The next four months were an exercise in nail biting and pretending to play it cool as the birth date neared. Even then, Andy and I, and all our family and friends, knew we wouldn’t be able to fully, easily exhale until the final adoption papers were signed in court months later. (Until then, the entire process is fraught with uncertainties: Foremost in any adoptive parent’s mind is that in California, the birth mother can change her mind at any time in an independent adoption, even up to 30 days after the child is born.)

At about 1:00 A.M. on August 12, 2010, I was awoken by the swooping sounds of a text message. It was the birth mother. Her water had broken. By dawn, we were fully outfitted in seafoam-green scrubs inside a blindingly bright delivery room. As I stroked the birth mother’s hair, I looked up. There she was, a six-pound, 10-ounce gift. A tiny left fist pumped the air above a shock of black hair. “Triumph!” I imagined this little thing was signaling to me. At that moment, I knew Nina was mine.

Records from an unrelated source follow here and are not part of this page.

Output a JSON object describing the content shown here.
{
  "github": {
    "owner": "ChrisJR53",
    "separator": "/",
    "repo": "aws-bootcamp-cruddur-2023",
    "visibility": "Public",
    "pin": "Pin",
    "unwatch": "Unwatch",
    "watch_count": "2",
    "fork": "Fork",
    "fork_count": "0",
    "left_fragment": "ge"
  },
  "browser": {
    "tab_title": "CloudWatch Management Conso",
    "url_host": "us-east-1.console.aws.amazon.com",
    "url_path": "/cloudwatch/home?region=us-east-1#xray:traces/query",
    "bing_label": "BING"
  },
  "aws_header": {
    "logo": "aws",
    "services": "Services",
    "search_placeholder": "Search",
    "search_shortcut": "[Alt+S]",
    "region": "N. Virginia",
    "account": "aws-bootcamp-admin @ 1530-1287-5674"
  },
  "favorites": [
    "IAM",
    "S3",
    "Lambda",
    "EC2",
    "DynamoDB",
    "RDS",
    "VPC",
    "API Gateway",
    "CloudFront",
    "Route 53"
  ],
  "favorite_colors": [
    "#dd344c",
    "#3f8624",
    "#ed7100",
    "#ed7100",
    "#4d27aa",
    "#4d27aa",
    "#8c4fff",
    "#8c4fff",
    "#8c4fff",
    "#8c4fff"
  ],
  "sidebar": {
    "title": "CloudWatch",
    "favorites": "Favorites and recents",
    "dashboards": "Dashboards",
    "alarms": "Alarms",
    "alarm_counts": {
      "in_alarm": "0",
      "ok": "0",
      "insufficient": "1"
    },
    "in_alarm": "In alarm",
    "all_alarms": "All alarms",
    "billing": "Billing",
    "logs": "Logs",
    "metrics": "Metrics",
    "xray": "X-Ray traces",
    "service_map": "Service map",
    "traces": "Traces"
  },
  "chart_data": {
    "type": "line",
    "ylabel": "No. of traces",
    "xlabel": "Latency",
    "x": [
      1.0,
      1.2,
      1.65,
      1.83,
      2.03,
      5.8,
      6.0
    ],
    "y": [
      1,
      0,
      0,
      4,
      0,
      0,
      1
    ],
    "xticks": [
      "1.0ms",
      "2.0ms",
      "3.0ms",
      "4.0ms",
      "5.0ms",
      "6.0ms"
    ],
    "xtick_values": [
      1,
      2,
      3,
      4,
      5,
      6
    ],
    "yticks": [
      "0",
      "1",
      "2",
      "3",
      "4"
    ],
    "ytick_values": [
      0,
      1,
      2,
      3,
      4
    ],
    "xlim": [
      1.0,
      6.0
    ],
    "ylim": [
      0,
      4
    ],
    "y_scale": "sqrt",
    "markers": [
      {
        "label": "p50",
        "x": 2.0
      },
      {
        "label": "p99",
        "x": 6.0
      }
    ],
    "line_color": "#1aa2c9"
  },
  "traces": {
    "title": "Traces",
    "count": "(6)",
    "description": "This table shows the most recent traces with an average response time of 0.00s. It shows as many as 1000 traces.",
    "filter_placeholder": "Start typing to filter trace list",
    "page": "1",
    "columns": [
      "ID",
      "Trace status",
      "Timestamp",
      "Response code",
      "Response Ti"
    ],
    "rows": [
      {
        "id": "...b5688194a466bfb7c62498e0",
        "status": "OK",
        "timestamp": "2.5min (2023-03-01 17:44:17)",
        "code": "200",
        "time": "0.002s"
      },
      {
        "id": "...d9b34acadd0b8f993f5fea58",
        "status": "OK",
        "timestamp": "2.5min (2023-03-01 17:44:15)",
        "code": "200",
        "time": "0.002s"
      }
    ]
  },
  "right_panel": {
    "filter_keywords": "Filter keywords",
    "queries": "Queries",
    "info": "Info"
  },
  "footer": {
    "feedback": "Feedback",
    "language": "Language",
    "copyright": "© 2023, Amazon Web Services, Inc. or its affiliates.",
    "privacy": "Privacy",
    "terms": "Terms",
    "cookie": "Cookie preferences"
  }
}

We took our daughter home three days later. Among those awaiting us was my two-month-old niece, Melody Rose, another family triumph: Doctors had thought my younger sister’s chances of pregnancy at 40 were close to nil. And yet here we were, not so suddenly, with our husbands and baby daughters.

Six months later, Andy and I stood with Nina in our arms, along with our attorneys, surrounding a judge as a court reporter snapped our photograph. It was a final, if unofficial, step in family court marking that Nina was legally ours. All ours. The five crazy years it took to get here were now a blip in the big picture of life.

Nina is with us everywhere we go, from a downtown sushi bar (she’s mad for pickled veggies) to the top of a Yucatán pyramid, charming everyone along the way with her great big eyes and even bigger personality. Imagined or not, I’d like to think she gets her fondness for rock steady from Andy and attachment to books from me.

Most of all, Nina confirms what I have always believed about family: The bond between a child and parent is not about genetic strands but something much thicker than all of that.